Let $k$ be a real number. Define on the set of reals the operation $x*y$= $\frac{xy}{x+y+k}$ whenever $x+y$ does not equal $-k$. Let $x_1<x_2<x_3<x_4$ be the roots of $t^4=27(t^2+t+1)$.suppose that $[(x_1*x_2)*x_3]*x_4=1$. Find all possible values of $k$

Let $D$ be a point in the interior of $ABC$. Let $BD$ and $AC$ intersect at $E$ while $CD$ and $AB$ intersect at $F$. Let $EF$ intersect $BC$ at $G$. Let $H$ be an arbitrary point on $AD$. Let $HF$ and $BD$ intersect at $I$. Let $HE$ and $CD$ intersect at $J$ . prove that $G$,$I$ and $J$ are collinear

$N$ straight lines are drawn on a plane. The $N$ lines can be partitioned into set of lines such that if a line $l$ belongs to a partition set then all lines parallel to $l$ make up the rest of that set. For each $n>=1$,let $a_n$ denote the number of partition sets of size $n$. Now that $N$ lines intersect at certain points on the plane. For each $n>=2$ let $b_n$ denote the number of points that are intersection of exactly $n$ lines.
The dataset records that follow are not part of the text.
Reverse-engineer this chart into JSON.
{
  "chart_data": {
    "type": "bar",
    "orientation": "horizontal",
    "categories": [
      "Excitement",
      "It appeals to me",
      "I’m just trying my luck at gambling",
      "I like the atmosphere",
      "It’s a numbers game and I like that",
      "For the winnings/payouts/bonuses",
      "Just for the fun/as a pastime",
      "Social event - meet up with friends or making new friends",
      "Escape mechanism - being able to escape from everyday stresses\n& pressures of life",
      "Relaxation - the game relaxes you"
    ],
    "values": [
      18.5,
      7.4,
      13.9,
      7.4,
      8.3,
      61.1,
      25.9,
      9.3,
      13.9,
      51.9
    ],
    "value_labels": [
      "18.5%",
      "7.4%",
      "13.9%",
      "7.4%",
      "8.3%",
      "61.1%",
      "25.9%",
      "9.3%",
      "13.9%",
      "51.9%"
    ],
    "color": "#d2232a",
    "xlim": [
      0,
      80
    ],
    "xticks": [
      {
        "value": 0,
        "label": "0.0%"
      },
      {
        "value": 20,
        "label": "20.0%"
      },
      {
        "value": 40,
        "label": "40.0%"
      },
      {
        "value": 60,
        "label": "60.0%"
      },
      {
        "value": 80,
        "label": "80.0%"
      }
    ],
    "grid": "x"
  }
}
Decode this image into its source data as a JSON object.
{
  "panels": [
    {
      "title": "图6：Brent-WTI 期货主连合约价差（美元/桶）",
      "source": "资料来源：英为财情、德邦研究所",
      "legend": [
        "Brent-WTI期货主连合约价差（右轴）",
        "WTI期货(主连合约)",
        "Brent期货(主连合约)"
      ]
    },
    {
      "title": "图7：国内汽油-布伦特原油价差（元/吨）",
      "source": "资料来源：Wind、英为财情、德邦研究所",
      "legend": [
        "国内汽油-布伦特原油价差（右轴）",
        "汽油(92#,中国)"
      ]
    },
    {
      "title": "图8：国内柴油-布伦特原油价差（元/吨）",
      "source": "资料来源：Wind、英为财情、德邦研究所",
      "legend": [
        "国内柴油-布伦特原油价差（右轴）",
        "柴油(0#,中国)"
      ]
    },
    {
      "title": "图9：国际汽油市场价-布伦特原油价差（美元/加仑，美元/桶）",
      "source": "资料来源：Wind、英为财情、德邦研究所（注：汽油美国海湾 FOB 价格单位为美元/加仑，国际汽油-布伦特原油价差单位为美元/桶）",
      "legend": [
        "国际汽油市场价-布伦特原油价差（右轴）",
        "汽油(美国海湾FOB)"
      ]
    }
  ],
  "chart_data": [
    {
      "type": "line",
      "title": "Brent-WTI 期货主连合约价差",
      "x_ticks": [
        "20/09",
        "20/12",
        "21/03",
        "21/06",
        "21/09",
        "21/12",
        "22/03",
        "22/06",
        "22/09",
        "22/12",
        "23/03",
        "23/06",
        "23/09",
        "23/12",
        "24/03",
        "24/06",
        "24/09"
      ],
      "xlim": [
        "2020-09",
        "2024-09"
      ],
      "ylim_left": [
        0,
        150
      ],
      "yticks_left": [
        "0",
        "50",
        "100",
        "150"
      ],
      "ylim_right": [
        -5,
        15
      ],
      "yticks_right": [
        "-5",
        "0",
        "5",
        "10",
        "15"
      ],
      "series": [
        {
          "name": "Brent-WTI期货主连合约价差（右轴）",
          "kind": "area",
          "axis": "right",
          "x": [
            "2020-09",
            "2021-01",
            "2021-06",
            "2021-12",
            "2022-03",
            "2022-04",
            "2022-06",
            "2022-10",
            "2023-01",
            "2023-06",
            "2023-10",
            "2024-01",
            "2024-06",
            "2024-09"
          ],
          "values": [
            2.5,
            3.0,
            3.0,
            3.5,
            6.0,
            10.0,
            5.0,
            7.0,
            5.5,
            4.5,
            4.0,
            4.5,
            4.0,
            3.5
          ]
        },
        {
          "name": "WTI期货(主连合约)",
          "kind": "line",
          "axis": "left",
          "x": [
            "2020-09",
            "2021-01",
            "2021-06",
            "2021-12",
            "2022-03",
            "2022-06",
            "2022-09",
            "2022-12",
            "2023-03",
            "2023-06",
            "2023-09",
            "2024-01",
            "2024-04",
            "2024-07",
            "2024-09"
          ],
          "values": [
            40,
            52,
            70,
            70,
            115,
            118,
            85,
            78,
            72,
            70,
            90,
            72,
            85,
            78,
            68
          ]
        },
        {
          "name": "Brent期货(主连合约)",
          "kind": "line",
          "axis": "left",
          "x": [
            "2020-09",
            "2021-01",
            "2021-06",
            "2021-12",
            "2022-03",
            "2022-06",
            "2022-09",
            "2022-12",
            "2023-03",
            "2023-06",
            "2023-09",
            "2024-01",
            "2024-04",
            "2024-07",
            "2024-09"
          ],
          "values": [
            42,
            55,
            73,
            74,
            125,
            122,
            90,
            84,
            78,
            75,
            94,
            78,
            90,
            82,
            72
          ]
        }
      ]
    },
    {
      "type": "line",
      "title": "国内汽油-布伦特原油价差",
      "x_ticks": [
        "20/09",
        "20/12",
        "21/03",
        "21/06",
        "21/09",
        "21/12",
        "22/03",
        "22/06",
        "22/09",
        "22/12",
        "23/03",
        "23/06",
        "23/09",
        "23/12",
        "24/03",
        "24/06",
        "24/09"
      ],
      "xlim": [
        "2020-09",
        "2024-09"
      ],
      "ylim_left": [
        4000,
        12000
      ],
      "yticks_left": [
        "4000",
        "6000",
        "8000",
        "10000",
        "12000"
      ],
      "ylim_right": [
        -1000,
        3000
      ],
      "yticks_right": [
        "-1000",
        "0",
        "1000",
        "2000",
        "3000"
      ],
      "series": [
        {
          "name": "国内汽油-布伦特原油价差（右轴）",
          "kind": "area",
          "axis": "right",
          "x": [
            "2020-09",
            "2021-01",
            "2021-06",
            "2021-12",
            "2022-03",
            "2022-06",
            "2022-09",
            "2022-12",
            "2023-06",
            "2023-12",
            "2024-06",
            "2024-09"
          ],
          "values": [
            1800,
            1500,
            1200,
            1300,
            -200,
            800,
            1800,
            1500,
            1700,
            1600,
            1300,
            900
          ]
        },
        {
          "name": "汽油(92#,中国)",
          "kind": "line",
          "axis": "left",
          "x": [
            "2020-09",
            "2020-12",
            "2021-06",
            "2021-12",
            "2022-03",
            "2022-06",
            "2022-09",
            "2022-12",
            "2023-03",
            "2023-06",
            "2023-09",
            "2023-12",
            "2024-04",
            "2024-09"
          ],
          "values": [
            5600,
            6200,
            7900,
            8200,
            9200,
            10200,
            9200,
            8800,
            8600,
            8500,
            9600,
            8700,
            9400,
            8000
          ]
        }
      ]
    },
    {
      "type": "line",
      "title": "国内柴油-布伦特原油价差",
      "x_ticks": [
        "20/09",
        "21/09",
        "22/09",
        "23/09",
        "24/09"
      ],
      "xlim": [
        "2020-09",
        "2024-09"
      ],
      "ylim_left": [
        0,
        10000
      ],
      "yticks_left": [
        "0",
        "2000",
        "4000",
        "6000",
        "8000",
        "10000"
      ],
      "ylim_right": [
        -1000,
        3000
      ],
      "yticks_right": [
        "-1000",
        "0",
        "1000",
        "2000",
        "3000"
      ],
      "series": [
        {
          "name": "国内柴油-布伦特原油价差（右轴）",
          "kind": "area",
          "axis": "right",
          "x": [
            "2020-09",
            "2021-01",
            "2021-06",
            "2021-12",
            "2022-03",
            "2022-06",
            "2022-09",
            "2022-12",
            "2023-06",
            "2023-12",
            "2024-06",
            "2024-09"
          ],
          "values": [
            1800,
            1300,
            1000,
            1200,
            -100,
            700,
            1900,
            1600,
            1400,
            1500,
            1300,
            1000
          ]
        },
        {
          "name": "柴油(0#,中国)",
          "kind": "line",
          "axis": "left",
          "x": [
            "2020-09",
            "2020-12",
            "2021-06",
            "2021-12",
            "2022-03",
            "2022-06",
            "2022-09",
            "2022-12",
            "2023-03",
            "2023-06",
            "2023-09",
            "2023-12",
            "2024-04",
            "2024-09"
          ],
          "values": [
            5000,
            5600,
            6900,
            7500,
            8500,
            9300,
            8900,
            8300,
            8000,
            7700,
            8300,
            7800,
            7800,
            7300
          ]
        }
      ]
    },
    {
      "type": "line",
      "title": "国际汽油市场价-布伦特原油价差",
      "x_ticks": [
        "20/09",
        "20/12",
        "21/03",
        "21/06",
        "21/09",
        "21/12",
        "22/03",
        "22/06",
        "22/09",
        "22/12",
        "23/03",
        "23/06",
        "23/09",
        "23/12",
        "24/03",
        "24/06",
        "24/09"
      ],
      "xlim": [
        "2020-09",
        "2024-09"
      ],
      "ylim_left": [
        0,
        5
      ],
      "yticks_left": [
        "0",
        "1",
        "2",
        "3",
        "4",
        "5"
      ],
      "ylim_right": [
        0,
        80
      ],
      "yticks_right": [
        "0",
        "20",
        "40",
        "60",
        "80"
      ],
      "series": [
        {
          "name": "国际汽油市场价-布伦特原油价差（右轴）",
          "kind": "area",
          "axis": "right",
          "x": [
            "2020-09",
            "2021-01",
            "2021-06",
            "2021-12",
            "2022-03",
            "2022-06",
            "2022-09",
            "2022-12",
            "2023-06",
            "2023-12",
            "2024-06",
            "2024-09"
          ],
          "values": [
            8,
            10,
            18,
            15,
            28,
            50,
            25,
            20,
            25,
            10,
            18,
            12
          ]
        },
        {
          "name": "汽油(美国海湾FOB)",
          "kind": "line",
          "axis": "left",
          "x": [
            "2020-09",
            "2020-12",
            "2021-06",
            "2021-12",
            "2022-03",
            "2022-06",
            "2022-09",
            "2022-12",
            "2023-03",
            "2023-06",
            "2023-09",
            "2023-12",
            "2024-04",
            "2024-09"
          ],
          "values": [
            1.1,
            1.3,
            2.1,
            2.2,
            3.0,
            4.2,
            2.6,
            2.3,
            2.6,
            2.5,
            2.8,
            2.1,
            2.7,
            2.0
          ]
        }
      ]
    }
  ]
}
Show that $\sum_{n>= 2}(a_n+b_n)$$\binom{n}{2}$ $=$ $\binom{N}{2}$

Let $N>= 2$ be an integer. Show that $4n(N-n)+1$ is never a perfect square for each natural number $n$ less than $N$ if and only if $N^2+1$ is prime.

Given that $f(x)=(3+2x)^3(4-x)^4$ on the interval $\frac{-3}{2}<x<4$. Find the a. Maximum value of $f(x)$ b. The value of $x$ that gives the maximum in (a).